A protester holds up a missing person notice for 65-year-old Lee Bo as a protest walks toward China’s Liaison Office in Hong Kong on Jan. 3.

Photo: AFP

Britain yesterday said that a Hong Kong bookseller believed detained by China was “involuntarily removed to the mainland,” in its strongest comments yet on a case that has rocked the territory amid fears its promised freedoms are being eroded.

The disappearance of Lee Bo (李波), a major shareholder of Causeway Bay Books (銅鑼灣圖書) who holds a British passport, was a “serious breach” of an agreement signed with Beijing before the territory was handed back to China in 1997, British Foreign Secretary Philip Hammond said in a new report.

Four other men linked to the Mighty Current (巨流) publishing house and its bookstore also disappeared in October last year and Chinese authorities have confirmed that they are now under criminal investigation.

There are still question marks over what has happened to Lee, 65, the only one to have disappeared from Hong Kong.

Letters purportedly written by Lee to his wife confirmed he was now in China and said he had gone there of his own volition to help with unspecified investigations.

Lawmakers and activists have accused Chinese authorities of snatching Lee from Hong Kong, contravening the territory’s laws which do not allow Chinese police to operate within the territory.

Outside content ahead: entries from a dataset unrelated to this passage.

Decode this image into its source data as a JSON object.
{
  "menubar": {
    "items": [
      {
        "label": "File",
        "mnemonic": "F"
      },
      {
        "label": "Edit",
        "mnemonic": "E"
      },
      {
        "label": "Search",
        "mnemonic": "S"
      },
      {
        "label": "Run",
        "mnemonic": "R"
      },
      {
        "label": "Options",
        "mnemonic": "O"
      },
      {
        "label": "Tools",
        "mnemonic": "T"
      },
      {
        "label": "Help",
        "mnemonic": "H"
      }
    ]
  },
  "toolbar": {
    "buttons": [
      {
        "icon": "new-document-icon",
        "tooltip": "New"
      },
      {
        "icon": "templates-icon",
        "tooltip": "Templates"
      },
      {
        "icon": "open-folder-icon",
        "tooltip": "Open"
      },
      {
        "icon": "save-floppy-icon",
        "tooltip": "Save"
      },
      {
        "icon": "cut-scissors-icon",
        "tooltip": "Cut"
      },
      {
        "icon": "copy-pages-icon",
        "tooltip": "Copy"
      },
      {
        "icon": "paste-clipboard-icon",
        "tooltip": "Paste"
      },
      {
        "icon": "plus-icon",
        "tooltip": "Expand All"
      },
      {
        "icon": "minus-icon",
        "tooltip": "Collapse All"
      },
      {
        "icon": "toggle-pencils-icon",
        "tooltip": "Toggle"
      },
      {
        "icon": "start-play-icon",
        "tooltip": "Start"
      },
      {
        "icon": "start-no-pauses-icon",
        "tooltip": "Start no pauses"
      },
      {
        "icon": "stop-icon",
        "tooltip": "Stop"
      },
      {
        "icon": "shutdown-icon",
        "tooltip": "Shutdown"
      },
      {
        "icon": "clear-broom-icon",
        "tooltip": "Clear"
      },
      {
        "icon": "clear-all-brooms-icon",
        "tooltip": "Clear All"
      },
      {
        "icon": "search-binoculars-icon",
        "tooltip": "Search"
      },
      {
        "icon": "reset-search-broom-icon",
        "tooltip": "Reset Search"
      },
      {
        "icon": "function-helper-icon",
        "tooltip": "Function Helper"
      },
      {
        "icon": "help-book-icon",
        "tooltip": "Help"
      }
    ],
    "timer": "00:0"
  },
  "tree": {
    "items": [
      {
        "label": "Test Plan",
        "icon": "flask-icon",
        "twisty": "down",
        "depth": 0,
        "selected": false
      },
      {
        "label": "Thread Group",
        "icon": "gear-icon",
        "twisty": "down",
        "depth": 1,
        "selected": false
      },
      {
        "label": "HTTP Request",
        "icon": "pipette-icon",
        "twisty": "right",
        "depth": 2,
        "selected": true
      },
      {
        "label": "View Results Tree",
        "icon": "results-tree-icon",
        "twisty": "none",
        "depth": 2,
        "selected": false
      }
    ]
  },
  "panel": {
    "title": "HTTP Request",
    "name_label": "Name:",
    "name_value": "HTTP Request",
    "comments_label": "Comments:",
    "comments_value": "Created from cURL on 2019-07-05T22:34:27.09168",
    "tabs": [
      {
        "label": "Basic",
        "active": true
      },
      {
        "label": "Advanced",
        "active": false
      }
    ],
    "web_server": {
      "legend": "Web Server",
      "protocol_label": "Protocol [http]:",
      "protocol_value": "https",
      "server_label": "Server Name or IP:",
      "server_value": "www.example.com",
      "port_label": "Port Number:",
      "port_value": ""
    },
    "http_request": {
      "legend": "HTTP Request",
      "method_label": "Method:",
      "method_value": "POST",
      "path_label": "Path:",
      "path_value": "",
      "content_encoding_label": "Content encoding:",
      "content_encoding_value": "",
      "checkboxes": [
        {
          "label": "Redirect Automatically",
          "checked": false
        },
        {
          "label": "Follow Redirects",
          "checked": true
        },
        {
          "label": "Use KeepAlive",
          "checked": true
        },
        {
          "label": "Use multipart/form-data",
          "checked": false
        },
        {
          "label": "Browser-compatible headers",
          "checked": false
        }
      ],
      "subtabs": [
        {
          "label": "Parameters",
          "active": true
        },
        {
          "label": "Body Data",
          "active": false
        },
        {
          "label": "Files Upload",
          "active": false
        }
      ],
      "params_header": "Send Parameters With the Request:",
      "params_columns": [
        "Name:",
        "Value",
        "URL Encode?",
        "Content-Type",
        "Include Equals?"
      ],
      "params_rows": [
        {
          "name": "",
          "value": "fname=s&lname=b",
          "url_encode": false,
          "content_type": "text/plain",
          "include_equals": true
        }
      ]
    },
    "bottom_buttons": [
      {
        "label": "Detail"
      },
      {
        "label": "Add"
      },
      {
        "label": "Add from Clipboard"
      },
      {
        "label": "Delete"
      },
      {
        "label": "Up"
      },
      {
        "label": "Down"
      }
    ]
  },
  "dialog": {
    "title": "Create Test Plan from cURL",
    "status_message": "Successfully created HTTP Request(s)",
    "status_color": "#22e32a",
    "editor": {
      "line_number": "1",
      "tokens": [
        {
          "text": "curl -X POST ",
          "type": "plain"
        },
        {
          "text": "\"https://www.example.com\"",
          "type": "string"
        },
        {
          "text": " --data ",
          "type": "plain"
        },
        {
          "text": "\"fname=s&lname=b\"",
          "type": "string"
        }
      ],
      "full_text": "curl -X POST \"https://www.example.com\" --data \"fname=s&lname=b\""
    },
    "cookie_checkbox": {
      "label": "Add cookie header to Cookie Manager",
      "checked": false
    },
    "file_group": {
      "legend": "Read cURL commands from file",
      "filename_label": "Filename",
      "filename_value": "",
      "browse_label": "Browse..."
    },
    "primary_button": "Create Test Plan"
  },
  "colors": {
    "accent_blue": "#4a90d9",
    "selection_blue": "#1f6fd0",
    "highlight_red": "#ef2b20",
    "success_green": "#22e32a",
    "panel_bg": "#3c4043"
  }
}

“The full facts of the case remain unclear, but our current information indicates that Mr Lee was involuntarily removed to the mainland without any due process under Hong Kong SAR [special autonomous region] law,” said Hammond in a regular six-month report on Hong Kong to the UK parliament.

“This constitutes a serious breach of the Sino-British Joint Declaration on Hong Kong and undermines the principle of ‘one country, two systems,’ which assures Hong Kong residents of the protection of the Hong Kong legal system,” Hammond said.

He said that Britain had called for Lee’s immediate return to Hong Kong and had been in communication with the Chinese government “at the highest level.”

He urged the authorities in China and Hong Kong to reassure residents that law enforcement “is exclusively the responsibility of the Hong Kong SAR authorities, and that the fundamental rights and freedoms of Hong Kong residents will continue to be fully protected.”

Mighty Current general manager Lui Bo (李波), the publishing house’s business manager Cheung Jiping (張志平) and bookstore manager Lam Wing-kei (林榮基), all went missing in Shenzhen in October last year, while Gui Minhai (桂民海), a China-born Swedish nation who is co-owner of Mighty Current, vanished from Thailand.

Democratic Party Legislator Albert Ho (何俊仁) said Britain’s comments would up the pressure on Hong Kong authorities and Beijing.